In a press release today, MPS announced that the savings, which totaled about $20 million between 2011-2012 and 2012-2013, will pay for 88 teaching positions this coming year. (The funds from last year’s savings bought supplies.)
Even though the district is still cutting 146 teaching positions due to declining enrollment, cuts in state aid, and school closures, teachers who held those positions are not being laid off because MPS is in the middle of an exodus: They announced today that as of July 2, 223 teachers had retired. Many more are leaving for other opportunities, too, including friends of mine.

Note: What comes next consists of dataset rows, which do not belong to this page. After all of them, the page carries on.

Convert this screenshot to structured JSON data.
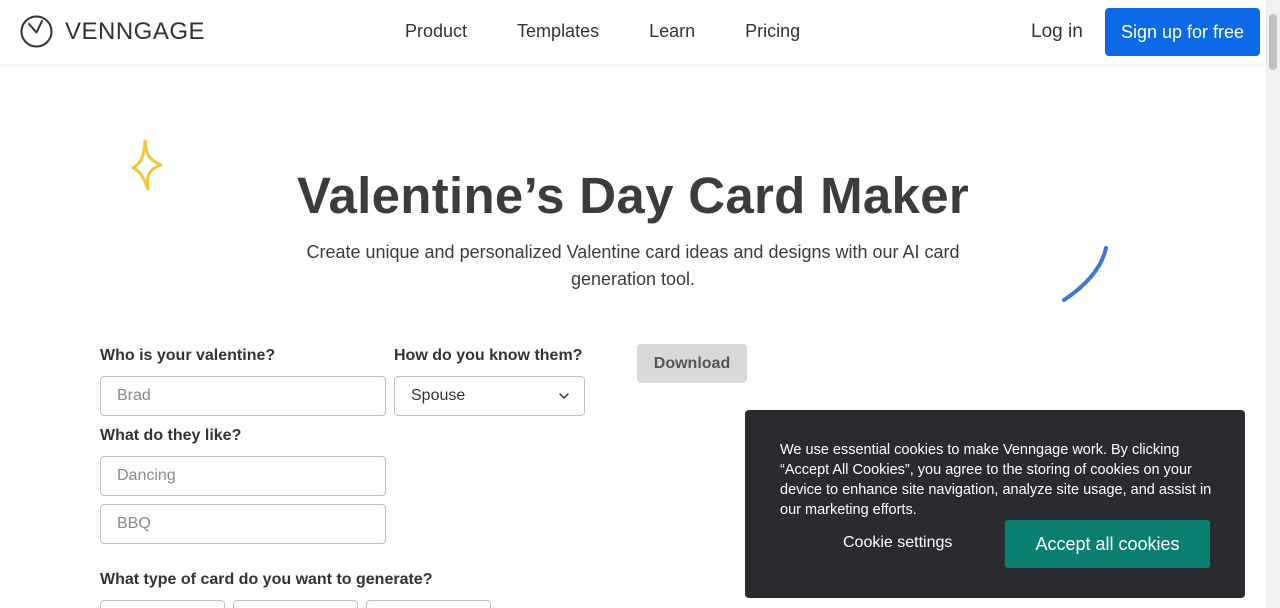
{
  "header": {
    "logo_text": "VENNGAGE",
    "nav": [
      "Product",
      "Templates",
      "Learn",
      "Pricing"
    ],
    "login_label": "Log in",
    "signup_label": "Sign up for free"
  },
  "hero": {
    "title": "Valentine’s Day Card Maker",
    "subtitle": "Create unique and personalized Valentine card ideas and designs with our AI card generation tool."
  },
  "form": {
    "valentine_label": "Who is your valentine?",
    "valentine_placeholder": "Brad",
    "relation_label": "How do you know them?",
    "relation_value": "Spouse",
    "likes_label": "What do they like?",
    "likes_placeholder_1": "Dancing",
    "likes_placeholder_2": "BBQ",
    "card_type_label": "What type of card do you want to generate?",
    "download_label": "Download"
  },
  "cookie": {
    "text": "We use essential cookies to make Venngage work. By clicking “Accept All Cookies”, you agree to the storing of cookies on your device to enhance site navigation, analyze site usage, and assist in our marketing efforts.",
    "settings_label": "Cookie settings",
    "accept_label": "Accept all cookies"
  },
  "colors": {
    "brand_blue": "#0c6ae6",
    "accept_green": "#0b8071",
    "banner_bg": "#2a2a31"
  }
}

MPS also said today that they expected even more retirements at the end of the coming school year because, as they put it, “the aging baby boom generation continues to leave the workforce.” The bigger reason, in this teacher’s opinion, is that the collective bargaining agreement from 2010 that created these savings is the very last one MPS will ever enter into with its employees.
Republicans in the state legislature, with Gov. Walker’s approval, have now made it illegal for public employees like teachers to bargain over anything but small salary increases–not working conditions, not retirement benefits, not anything. Including health insurance benefits–the very bargain that is saving teachers’ jobs today. Bargaining works, not always perfectly, of course, but it does, and has for decades. Indeed, even before the most recent contract, MPS and its teachers had repeatedly re-bargained health insurance to make it more cost effective for taxpayers (and more expensive out of pocket for teachers like me).
Without bargaining, what the MPS board plans to impose on teachers for 2013-2014 is an enormous burden; combined cuts in take-home pay for health insurance and pension contributions will equal 10% to 20% of salary, depending on how much a teacher now makes. And the board has also voted to freeze salaries – the one thing we’re allowed to bargain for! – for three years, meaning take-home pay will continue to decrease as insurance premiums climb.
Who wouldn’t want to retire, or escape otherwise, from that?
So, yes, joy for jobs saved this year through the magic of collective bargaining. But no joy for the rush of teachers to the exits as the bargaining ends. MPS said today that this rush is “expected to create a significant need to hire teachers in Milwaukee Public Schools.” That’s an understatement; collective bargaining could have continued to keep experienced teachers in the classroom, but now that it’s illegal, no more.
Postscript: When thinking about who might take the place of all those teachers, don’t count on the New Teacher Project. 2012-2013 is TNTP’s last year with MPS; they had been a steady source of 40-50 new teachers in tough-to-fill specialities every year.
How much did it cost the district to defend the viagra appeal? Probabaly would have employed a teacher for a year anyway.
Besides the fact that yours is a straw man argument, it’s always better if employees can be fired for any reason, with no recourse. That’s what makes the private sector such a fantastic place to work these days, I’m sure you’ll agree.